The thing is, it’s been a long journey. I’m talking years of resistance and discomfort and moments when I felt my whole being as a mother was stripped and compromised. It was, and still can be, a little bit of torturous self-talk, too. The “You did this to yourself,” and the, “Well, you can’t 100 percent cut it anyway,” taunts of the mind in quiet hours.

It’s not easy hearing your kids call another woman “mom.” Women want to be the one their kids want to call or run to or love unconditionally. It hasn’t been easy sharing this space, the responsibilities, the milestones, the little moments I sometimes miss out on. It’s not easy wondering if I’m “not as good.” This is the fear every mother has when she shares the floor with another.

When your daughter calls her instead of you to pick her up from school when she’s sick. It’s the seizing in the chest and the breath that catches when you first hear about it. When your son finds you in the midst of a bit of road rage and says, “Mom, what would she do?” It’s the tightening of the lips and the glare of your eyes and the holding back of fiery words.
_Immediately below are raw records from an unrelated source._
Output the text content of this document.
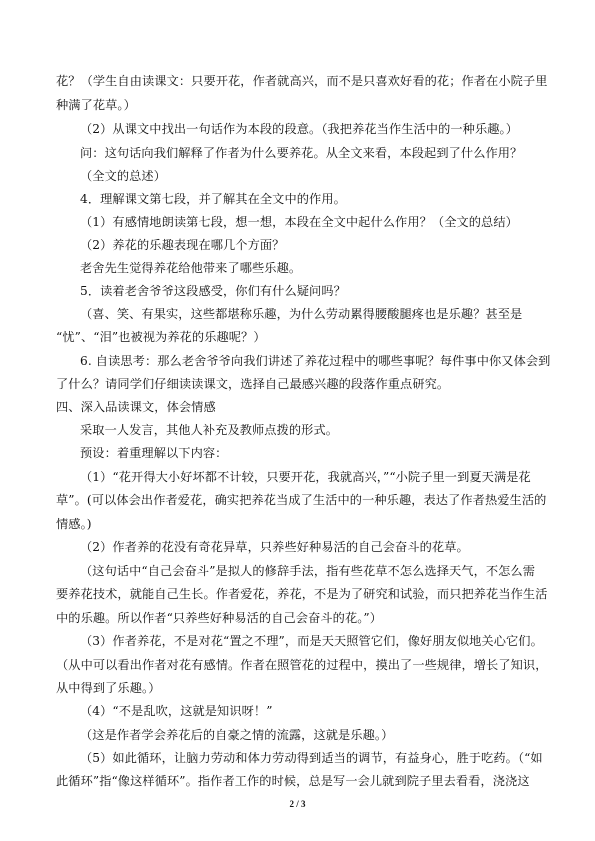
花？（学生自由读课文：只要开花，作者就高兴，而不是只喜欢好看的花；作者在小院子里
种满了花草。）
（2）从课文中找出一句话作为本段的段意。（我把养花当作生活中的一种乐趣。）
问：这句话向我们解释了作者为什么要养花。从全文来看，本段起到了什么作用？
（全文的总述）
4．理解课文第七段，并了解其在全文中的作用。
（1）有感情地朗读第七段，想一想，本段在全文中起什么作用？（全文的总结）
（2）养花的乐趣表现在哪几个方面？
老舍先生觉得养花给他带来了哪些乐趣。
5．读着老舍爷爷这段感受，你们有什么疑问吗？
（喜、笑、有果实，这些都堪称乐趣，为什么劳动累得腰酸腿疼也是乐趣？甚至是
“忧”、“泪”也被视为养花的乐趣呢？）
6. 自读思考：那么老舍爷爷向我们讲述了养花过程中的哪些事呢？每件事中你又体会到
了什么？请同学们仔细读读课文，选择自己最感兴趣的段落作重点研究。
四、深入品读课文，体会情感
采取一人发言，其他人补充及教师点拨的形式。
预设：着重理解以下内容：
（1）“花开得大小好坏都不计较，只要开花，我就高兴，”“小院子里一到夏天满是花
草”。(可以体会出作者爱花，确实把养花当成了生活中的一种乐趣，表达了作者热爱生活的
情感。)
（2）作者养的花没有奇花异草，只养些好种易活的自己会奋斗的花草。
（这句话中“自己会奋斗”是拟人的修辞手法，指有些花草不怎么选择天气，不怎么需
要养花技术，就能自己生长。作者爱花，养花，不是为了研究和试验，而只把养花当作生活
中的乐趣。所以作者“只养些好种易活的自己会奋斗的花。”）
（3）作者养花，不是对花“置之不理”，而是天天照管它们，像好朋友似地关心它们。
（从中可以看出作者对花有感情。作者在照管花的过程中，摸出了一些规律，增长了知识，
从中得到了乐趣。）
（4）“不是乱吹，这就是知识呀！”
（这是作者学会养花后的自豪之情的流露，这就是乐趣。）
（5）如此循环，让脑力劳动和体力劳动得到适当的调节，有益身心，胜于吃药。（“如
此循环”指“像这样循环”。指作者工作的时候，总是写一会儿就到院子里去看看，浇浇这
2 / 3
It’s enduring these moments and coming out the other side with a clearer perspective of the magnitude of the playing field your children are blessed with: a training ground with more minds guiding them, more players cheering them on.

This is the thing I’ve learned about the strength of a mother in a co-parenting situation. She has to choke back the urge to pull her babies tightly under her own wings, because when she’s given the chance to give her children more love, more expanse for potential, more support, more values, and more wonder, she can’t deny them that. I’ve had to resist demanding the only spot on the top and being the most important woman simply because I gave birth to them, because the endeavours we make to raise them are the most integral.

The failures are heartbreaking, the lessons are transformative, and the profound love that comes from raising them is too great a thing to keep to yourself. The thing with the struggles of sharing this grand stage of being their mother is that, in the process of drowning in anger and breathing in gratitude, in resisting out of jealousy and accepting with selflessness, I’ve expanded my heart to make room for her.

I’m not sharing because my kids have a stepmom; I’m sharing because my kids have another beautiful woman who makes their lives richer. I’m sharing because their father found a woman who I’d choose a million times over to be there when I’m not. I’m sharing because I have two extra hands, and because every mother wishes they could have them for just one day. I’m sharing because I’m grateful for the fact that the beauty in their lives has doubled, not divided.

So, we’re not lucky—we’ve just made the choice to be more of a mother for them.